Conflenti - 10 febbraio 2023 -
vite rubate
L’orfananza - Nel dare alla luce un bambino, mia mamma morì.
L’orfananza
Nel dare alla luce un bambino, mia mamma morì. Io avevo quattro anni. Quell’età tenerissima non mi risparmiò dalle usanze locali, e mi vestirono a lutto. Ho ancora davanti agli occhi il vestituccio nero che mi misero addosso. Il colore luttuoso accompagnando la mia prima infanzia tinse di scuro anche il mio animo, e spegneva sul nascere ogni impulso alla gioia. In casa si creò un’atmosfera di sofferenza che m’impediva di vivere nella normalità dell’infanzia, anche se ppe’ ‘nna criatura (per una bambina piccola) non è mai normale vivere senza la mamma. Quando giocando mi capitava di ridere, mia nonna me guardava stùartu cumu si ‘u luttu ppe’ ra morte d’‘a figlia nun ne l’avìamu de scurdare mancu ‘nu minutu (mi guardava con occhi torvi come se il lutto per la morte della figlia non dovessimo scordarcelo nemmeno per un minuto).
Oltre all’immagine cupa del nero e all’espressione dolorosa dei volti dei miei familiari, altri due fatti mi sono rimasti impressi: l’instabilità che prese la mia vita, perché venivo collocata di volta in volta presso una o un’altra famiglia di parenti, a seconda della disponibilità; e l’affannosa ricerca di latte materno per alimentare il neonato, che rischiava di morire. Finalmente, piuttosto lontano da casa, fu trovata un’asina che aveva partorito e fa il latte più simile a quello delle donne. Io, priva ancora della possibilità razionale di discernere, sentivo istintivamente un sentimento misto di amore e di rancore per quel fratello, perché avevo intuito il legame tra la sua nascita e la morte di mamma.
Il periodo della mia fanciullezza, trascorsa durante la seconda guerra mondiale e nella povertà della famiglia, non mi aiutò a superare quell’ombra luttuosa dell’infanzia, finché a diciotto anni m’innamorai di un giovane, anche lui orfano.

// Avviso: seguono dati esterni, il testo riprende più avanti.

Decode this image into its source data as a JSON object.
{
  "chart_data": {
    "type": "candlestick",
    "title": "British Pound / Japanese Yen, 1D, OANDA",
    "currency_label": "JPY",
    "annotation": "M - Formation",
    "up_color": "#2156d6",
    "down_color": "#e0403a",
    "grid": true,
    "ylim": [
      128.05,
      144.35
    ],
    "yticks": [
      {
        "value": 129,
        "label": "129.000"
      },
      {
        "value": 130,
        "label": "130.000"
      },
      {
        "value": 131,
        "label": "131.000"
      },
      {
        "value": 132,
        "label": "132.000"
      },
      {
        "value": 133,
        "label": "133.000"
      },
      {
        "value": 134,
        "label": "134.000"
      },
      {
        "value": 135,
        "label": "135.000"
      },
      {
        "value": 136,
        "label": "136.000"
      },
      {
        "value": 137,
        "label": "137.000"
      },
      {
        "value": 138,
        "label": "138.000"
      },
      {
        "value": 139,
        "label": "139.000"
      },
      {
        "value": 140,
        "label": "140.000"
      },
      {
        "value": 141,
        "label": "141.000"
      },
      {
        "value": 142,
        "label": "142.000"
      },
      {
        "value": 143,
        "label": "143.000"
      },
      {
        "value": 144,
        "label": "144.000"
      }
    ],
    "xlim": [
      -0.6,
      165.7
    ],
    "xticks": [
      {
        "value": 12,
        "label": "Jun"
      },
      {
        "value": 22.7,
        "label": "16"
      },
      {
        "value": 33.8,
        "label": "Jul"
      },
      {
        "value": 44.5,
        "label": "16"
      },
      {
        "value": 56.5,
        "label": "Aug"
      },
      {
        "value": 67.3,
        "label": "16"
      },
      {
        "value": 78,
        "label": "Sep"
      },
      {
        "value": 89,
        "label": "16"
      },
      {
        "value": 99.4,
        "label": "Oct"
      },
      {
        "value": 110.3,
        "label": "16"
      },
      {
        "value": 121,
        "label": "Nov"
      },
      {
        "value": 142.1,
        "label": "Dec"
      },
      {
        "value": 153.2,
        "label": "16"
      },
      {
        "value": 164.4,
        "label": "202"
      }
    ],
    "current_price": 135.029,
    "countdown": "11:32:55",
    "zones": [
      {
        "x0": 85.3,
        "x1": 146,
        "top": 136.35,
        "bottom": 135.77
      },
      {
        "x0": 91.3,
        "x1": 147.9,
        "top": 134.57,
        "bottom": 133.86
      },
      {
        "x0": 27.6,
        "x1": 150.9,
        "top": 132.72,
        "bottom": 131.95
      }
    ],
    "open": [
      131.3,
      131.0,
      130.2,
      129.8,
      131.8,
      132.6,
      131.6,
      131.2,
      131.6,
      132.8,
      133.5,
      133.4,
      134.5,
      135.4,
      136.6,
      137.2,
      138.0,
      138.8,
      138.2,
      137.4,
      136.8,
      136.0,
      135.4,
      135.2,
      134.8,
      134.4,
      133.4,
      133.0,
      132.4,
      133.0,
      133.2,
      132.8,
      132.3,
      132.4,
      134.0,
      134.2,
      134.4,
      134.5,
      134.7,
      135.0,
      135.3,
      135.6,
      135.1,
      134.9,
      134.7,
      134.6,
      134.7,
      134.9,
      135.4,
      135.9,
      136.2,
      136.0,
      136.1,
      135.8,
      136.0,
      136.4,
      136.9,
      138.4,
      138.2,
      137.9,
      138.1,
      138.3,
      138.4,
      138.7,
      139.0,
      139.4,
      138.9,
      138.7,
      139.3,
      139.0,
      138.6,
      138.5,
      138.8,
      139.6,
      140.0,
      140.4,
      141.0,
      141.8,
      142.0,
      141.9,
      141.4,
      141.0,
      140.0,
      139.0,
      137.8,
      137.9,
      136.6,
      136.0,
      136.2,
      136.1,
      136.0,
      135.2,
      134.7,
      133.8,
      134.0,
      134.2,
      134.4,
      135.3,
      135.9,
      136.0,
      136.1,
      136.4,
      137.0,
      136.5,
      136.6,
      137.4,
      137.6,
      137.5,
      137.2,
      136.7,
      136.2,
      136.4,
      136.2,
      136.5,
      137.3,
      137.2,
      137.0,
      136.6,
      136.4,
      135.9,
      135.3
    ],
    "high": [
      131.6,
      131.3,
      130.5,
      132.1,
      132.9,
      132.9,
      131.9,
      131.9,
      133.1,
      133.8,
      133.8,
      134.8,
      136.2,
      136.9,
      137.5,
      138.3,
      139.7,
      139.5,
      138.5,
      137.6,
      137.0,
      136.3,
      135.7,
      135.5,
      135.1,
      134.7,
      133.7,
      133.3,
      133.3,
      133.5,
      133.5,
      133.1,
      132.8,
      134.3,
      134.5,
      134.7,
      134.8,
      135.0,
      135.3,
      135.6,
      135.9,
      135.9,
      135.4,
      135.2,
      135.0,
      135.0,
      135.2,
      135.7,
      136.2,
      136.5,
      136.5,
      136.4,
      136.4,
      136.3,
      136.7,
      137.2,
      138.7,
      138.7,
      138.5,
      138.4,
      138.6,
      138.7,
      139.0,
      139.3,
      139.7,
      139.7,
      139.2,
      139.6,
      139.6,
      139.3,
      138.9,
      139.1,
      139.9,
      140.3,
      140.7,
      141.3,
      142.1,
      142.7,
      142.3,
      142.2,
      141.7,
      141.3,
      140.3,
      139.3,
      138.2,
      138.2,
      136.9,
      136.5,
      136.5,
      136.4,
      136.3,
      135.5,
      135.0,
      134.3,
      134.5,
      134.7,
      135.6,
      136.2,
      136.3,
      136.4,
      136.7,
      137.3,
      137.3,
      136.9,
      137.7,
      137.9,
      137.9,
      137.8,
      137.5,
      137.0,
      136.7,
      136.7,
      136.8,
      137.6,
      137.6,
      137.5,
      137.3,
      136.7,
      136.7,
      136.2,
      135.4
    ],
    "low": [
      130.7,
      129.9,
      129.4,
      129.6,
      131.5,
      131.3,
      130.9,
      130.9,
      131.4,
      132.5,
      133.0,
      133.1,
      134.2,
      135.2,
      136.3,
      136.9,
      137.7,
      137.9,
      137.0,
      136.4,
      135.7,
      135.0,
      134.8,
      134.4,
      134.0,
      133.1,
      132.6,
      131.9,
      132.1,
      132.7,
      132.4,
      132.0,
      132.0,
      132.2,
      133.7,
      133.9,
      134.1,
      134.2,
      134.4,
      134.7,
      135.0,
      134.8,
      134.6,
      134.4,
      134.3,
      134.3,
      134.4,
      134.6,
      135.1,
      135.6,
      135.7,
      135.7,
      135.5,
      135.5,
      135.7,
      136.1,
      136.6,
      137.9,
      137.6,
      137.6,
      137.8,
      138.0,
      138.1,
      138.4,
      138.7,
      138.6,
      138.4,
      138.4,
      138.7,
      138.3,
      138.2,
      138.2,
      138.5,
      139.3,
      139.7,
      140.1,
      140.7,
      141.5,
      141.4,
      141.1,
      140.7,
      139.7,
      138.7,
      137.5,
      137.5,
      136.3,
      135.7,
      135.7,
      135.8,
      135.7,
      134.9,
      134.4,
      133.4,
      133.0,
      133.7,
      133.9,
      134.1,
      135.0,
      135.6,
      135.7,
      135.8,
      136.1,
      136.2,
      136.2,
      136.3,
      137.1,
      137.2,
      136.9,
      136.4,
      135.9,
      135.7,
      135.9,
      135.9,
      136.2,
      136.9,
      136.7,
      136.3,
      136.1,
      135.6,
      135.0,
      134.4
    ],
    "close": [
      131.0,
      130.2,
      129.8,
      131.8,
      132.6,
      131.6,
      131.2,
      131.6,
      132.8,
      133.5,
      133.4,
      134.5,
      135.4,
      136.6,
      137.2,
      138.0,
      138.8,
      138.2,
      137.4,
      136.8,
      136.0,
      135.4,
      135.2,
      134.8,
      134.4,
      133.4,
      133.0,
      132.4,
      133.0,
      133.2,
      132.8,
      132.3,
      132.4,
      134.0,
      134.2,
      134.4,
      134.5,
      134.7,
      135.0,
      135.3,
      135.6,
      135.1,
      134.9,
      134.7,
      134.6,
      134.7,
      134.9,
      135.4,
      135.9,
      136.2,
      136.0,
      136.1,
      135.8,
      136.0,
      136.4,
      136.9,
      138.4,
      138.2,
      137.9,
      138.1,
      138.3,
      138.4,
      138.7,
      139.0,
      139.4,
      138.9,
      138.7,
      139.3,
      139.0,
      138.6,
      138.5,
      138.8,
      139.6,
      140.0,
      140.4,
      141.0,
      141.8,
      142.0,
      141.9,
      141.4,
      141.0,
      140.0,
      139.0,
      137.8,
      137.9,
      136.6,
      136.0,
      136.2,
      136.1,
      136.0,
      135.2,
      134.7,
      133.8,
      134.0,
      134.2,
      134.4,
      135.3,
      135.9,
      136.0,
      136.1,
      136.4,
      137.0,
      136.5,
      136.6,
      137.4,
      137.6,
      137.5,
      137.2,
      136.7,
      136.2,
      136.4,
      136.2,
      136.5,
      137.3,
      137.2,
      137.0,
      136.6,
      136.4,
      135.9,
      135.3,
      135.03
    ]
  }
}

In quegli anni c’erano molti orfani in questi paesi, perché tanti padri erano morti in guerra, e altri continuavano a morire sotto i crolli delle miniere nelle nazioni straniere, mentre estraevano carbone o per le malattie che prendevano in quelle gallerie senza aria.
Ci sposammo nel giro di pochi mesi, il tempo di preparare il necessario per avviare alla buona la nostra vita matrimoniale. Insieme riuscimmo a superare il sentimento delle sciagure familiari e a rinforzare la fiducia nella vita. Allora il nero che mi aveva accompagnato da bambina incominciò a scomparire dalla mia visione, e mi circondai di verde perché è il colore dei prati e della speranza.